Parmi les pionniers de race blanche, Isaac Travers, débarqué un des premiers dans l’ouest du pays, avait remarqué cette magnifique vallée, son cours d’eau fourmillant de saumons, ses terres fertiles et ses pentes couvertes de forêts vierges, ces « terrains pauvres », comme on les qualifiait à l’époque de demi-civilisation qui suivit l’épuisement des placers.
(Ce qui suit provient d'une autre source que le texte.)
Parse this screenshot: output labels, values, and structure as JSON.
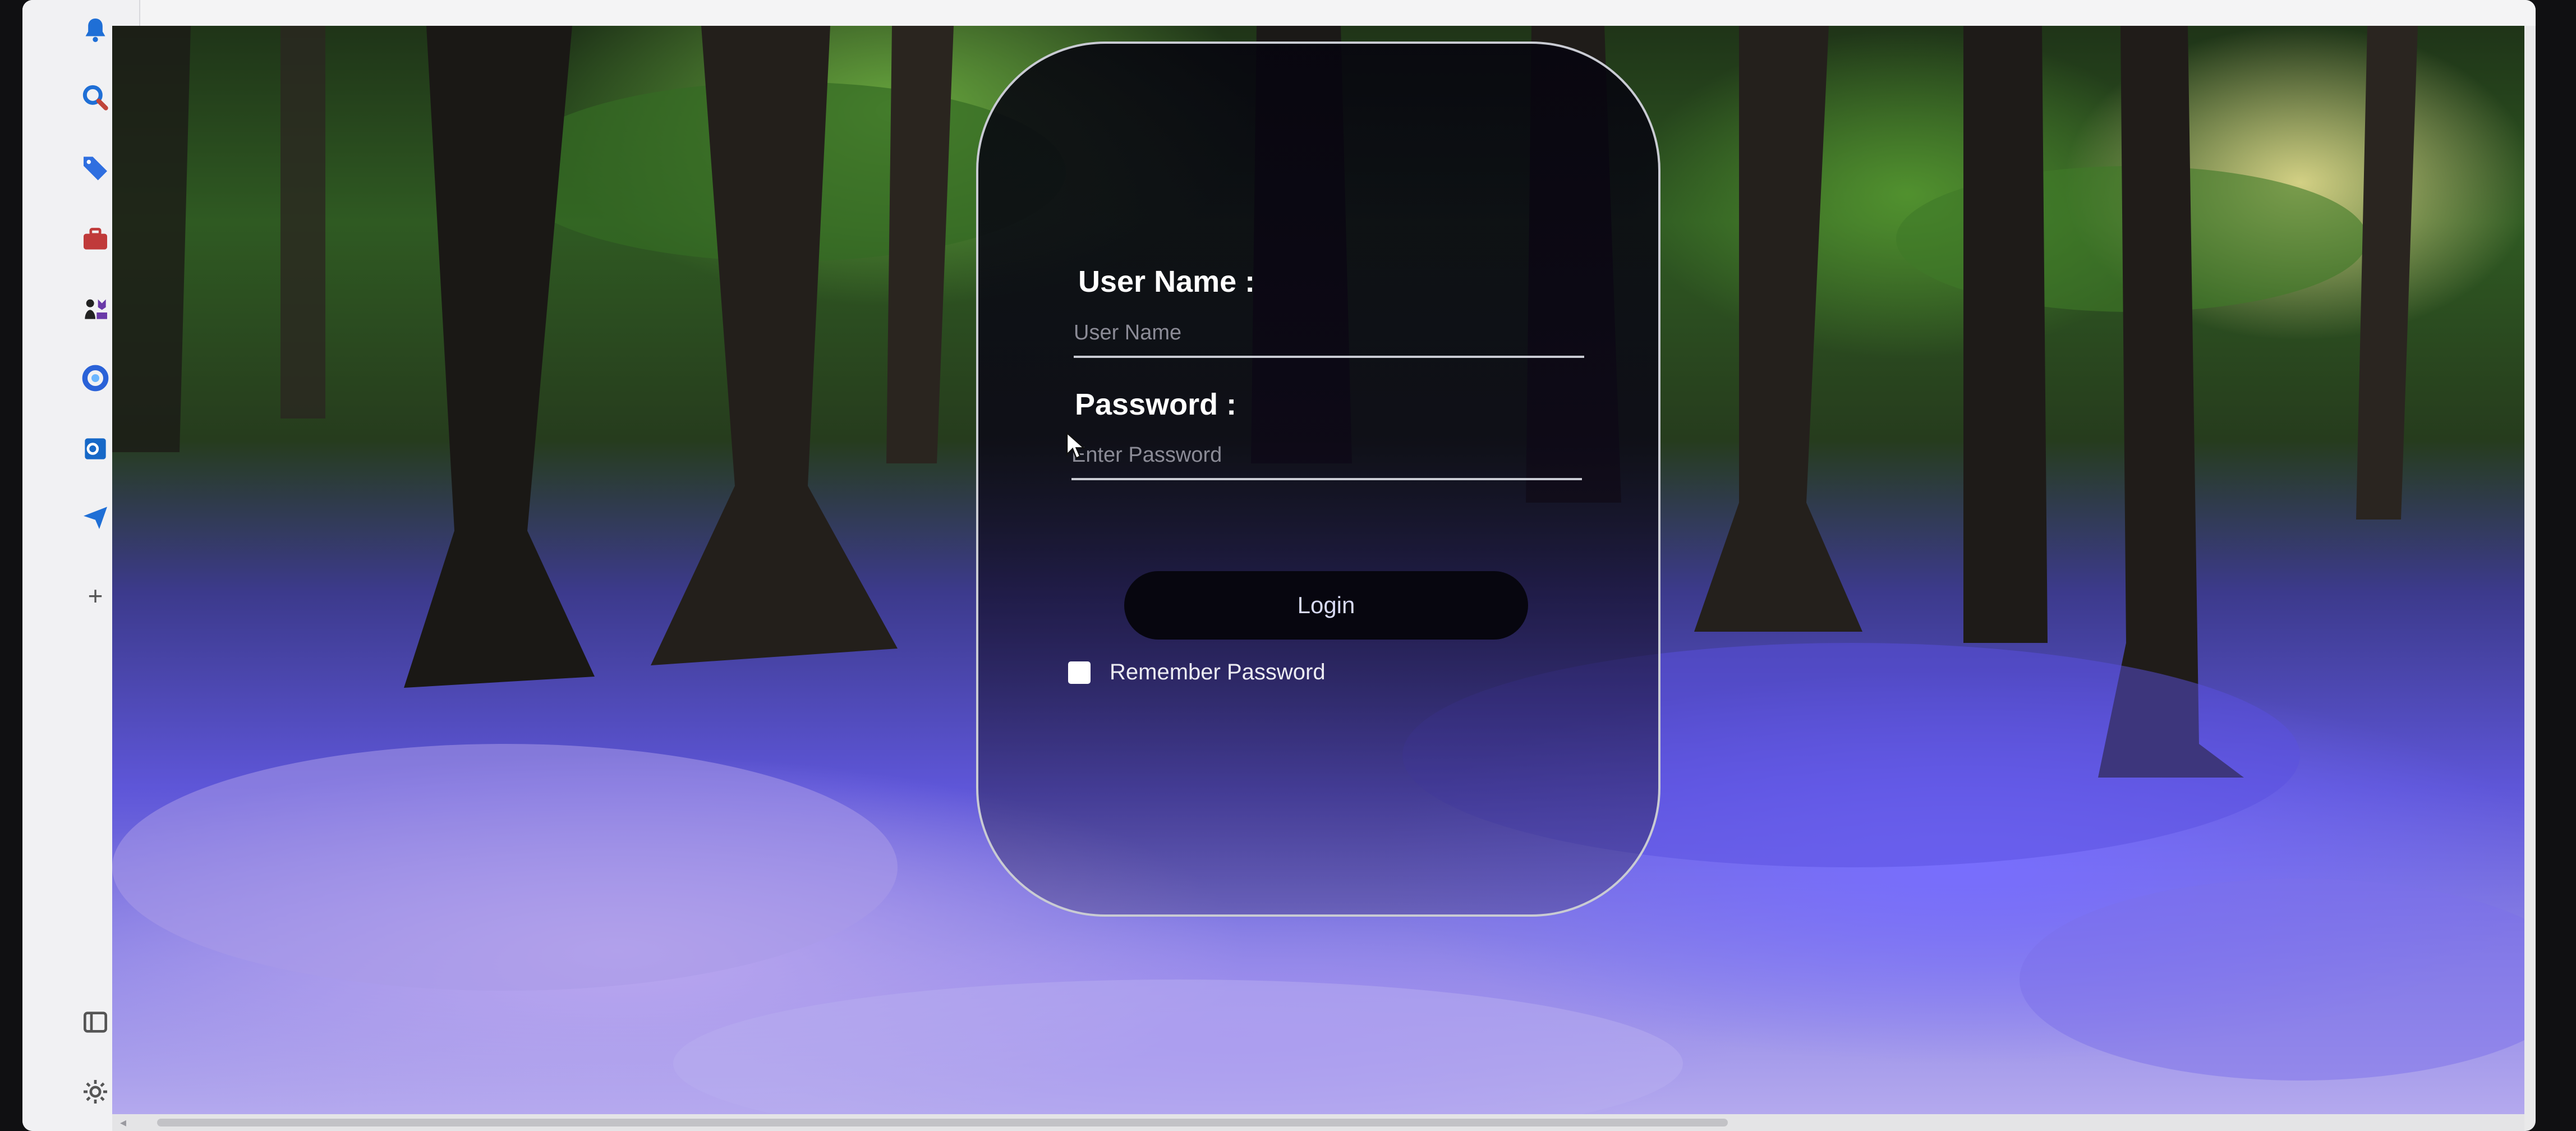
{
  "sidebar": {
    "icons": [
      {
        "name": "bell-icon",
        "color": "#1f6fd6"
      },
      {
        "name": "search-icon",
        "color": "#1f6fd6"
      },
      {
        "name": "tag-icon",
        "color": "#2f6fe0"
      },
      {
        "name": "briefcase-icon",
        "color": "#c03a3a"
      },
      {
        "name": "chess-icon",
        "color": "#6a3aa8"
      },
      {
        "name": "copilot-icon",
        "color": "#2a62d8"
      },
      {
        "name": "outlook-icon",
        "color": "#1668c7"
      },
      {
        "name": "send-icon",
        "color": "#1f6fd6"
      },
      {
        "name": "add-icon",
        "color": "#555555"
      },
      {
        "name": "sidebar-toggle-icon",
        "color": "#555555"
      },
      {
        "name": "gear-icon",
        "color": "#555555"
      }
    ],
    "add_glyph": "+"
  },
  "login": {
    "username_label": "User Name :",
    "username_placeholder": "User Name",
    "username_value": "",
    "password_label": "Password :",
    "password_placeholder": "Enter Password",
    "password_value": "",
    "login_button": "Login",
    "remember_label": "Remember Password",
    "remember_checked": false
  },
  "colors": {
    "card_border": "#c9cbd3",
    "button_text": "#d8daf5"
  }
}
Alors il n’y avait pas de routes charretières, ni de remorqueurs pour faire traverser aux voiliers la barre dangereuse, et son unique moulin à blé tournait sous la protection de gardiens armés jusqu’aux dents, qui avaient pour consigne d’éloigner les Klamaths maraudeurs et pillards.

Tel père, tel fils ! Frédéric Travers employa la même ténacité que son père à faire fructifier le patrimoine familial. Ces deux hommes perspicaces avaient prévu la transformation de toute la région ouest de l’Amérique, l’apparition du chemin de fer et l’édification d’un nouvel empire sur les rives du Pacifique.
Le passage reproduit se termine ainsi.